En février, le Garde des Sceaux a promis une nouvelle cité judiciaire à Marseille sur un site unique de plus de 40 000 m² et qui ouvrirait ses portes en 2028. Le président du tribunal judiciaire est fortement mobilisé sur ce projet dont la réalisation reste toutefois très hypothétique. Outre les réticences locales à laisser le tribunal quitter le centre ville, il s'agit de trouver le foncier nécessaire, ce qui ne sera pas chose facile. Ceci d'autant plus que les relations entre magistrats et élus semblent difficiles et à reconstruire, voire à construire.

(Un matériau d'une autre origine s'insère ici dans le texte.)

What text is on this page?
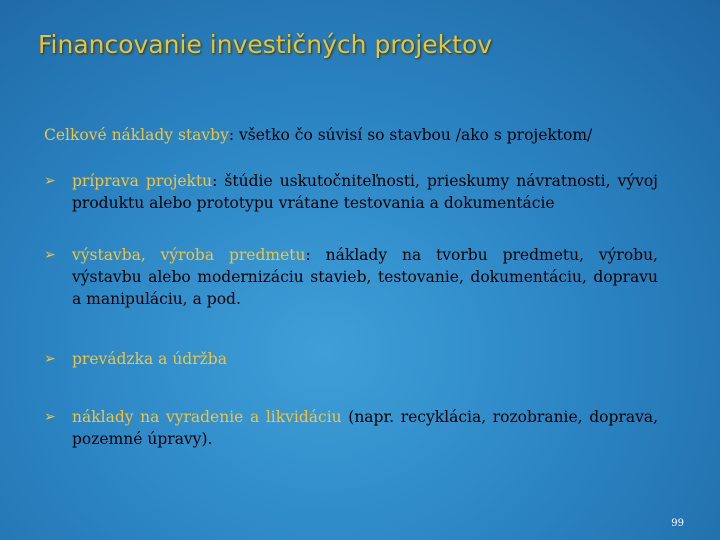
Financovanie investičných projektov

Celkové náklady stavby: všetko čo súvisí so stavbou /ako s projektom/

➢ príprava projektu: štúdie uskutočniteľnosti, prieskumy návratnosti, vývoj produktu alebo prototypu vrátane testovania a dokumentácie

➢ výstavba, výroba predmetu: náklady na tvorbu predmetu, výrobu, výstavbu alebo modernizáciu stavieb, testovanie, dokumentáciu, dopravu a manipuláciu, a pod.

➢ prevádzka a údržba

➢ náklady na vyradenie a likvidáciu (napr. recyklácia, rozobranie, doprava, pozemné úpravy).

99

La juridiction doit également accueillir en septembre 10 nouveaux magistrats répartis entre le siège et le parquet. Ce renfort nécessaire est bienvenu. Il pose cependant quelques difficultés : il n'existe à l'heure actuelle pas de place pour accueillir ces nouveaux magistrats, ni d'équipe de greffe pour leur permettre de faire leur travail.
La situation du greffe est d'ailleurs particulièrement difficile. Pour faire face au manque de greffiers, des personnels contractuels sont engagés. Mais la durée de leurs contrats et le fait qu'ils soient encouragés à passer les concours impliquent que les autres personnels passent leur temps à former des nouveaux arrivants qui partent au bout de quelques mois. Il en est malheureusement de même avec les nouveaux personnels sortis d'école, qui restent peu de temps dans une juridiction jugée difficile. Le directeur de greffe nous a décrit un véritable phénomène d'épuisement lié à la gestion de cette situation. Il a également souligné le problème du niveau initial de ces personnels.

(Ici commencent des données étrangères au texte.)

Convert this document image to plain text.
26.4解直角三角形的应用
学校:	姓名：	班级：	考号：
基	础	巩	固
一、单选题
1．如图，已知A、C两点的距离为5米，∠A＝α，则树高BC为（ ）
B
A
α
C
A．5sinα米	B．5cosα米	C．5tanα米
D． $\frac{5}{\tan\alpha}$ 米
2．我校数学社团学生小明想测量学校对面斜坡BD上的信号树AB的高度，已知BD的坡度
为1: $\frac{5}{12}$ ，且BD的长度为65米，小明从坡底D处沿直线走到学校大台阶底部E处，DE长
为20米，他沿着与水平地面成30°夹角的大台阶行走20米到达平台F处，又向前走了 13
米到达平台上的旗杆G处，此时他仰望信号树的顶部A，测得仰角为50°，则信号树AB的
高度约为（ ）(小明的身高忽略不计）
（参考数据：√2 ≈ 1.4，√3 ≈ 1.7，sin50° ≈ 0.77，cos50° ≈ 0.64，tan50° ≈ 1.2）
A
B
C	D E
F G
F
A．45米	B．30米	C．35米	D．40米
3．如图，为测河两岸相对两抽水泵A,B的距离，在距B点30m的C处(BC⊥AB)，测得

C'est dans ce cadre contraint que les magistrats doivent exercer leurs missions. Si nous avons concentré notre stage sur la matière pénale, nous avons aussi eu à coeur d'aborder la matière civile dans nos entretiens et pu constater que le délai d'audiencement des affaires est de plusieurs mois voire de plusieurs années, ce qui prive parfois les décisions de toute portée pratique pour les plaignants.
En matière pénale, le niveau de violence et de criminalité à Marseille rend particulièrement difficile la situation des parquetiers et magistrats du siège en matière criminelle. Ils font face à une multiplicité d'actes isolés mais aussi à l'action de la criminalité organisée, singulièrement en matière de narcotrafic et de proxénétisme. Les magistrats nous ont fait part de tensions importantes avec la police sur la gestion des affaires et la réponse pénale. Le nombre d'enquêtes ouvertes dans les commissariats, la qualité des procédures de police judiciaire, et en amont même celle des procès-verbaux suscite l'inquiétude du parquet.
Face à ces enjeux, l'implication des magistrats et des greffiers que nous avons vus en action force l'admiration. Que ce soit les magistrats du parquet ou les juges des enfants, leur implication dans les dossiers, leur attachement au fait de prendre la meilleure décision mais aussi la volonté pédagogique d'explication de la loi et des règles qui sont les leurs montrent la qualité de notre magistrature. Or la justice n'a ni les moyens ni les personnels qualifiés suffisants. Il faut le reconnaître et lui donner les moyens de fonctionner.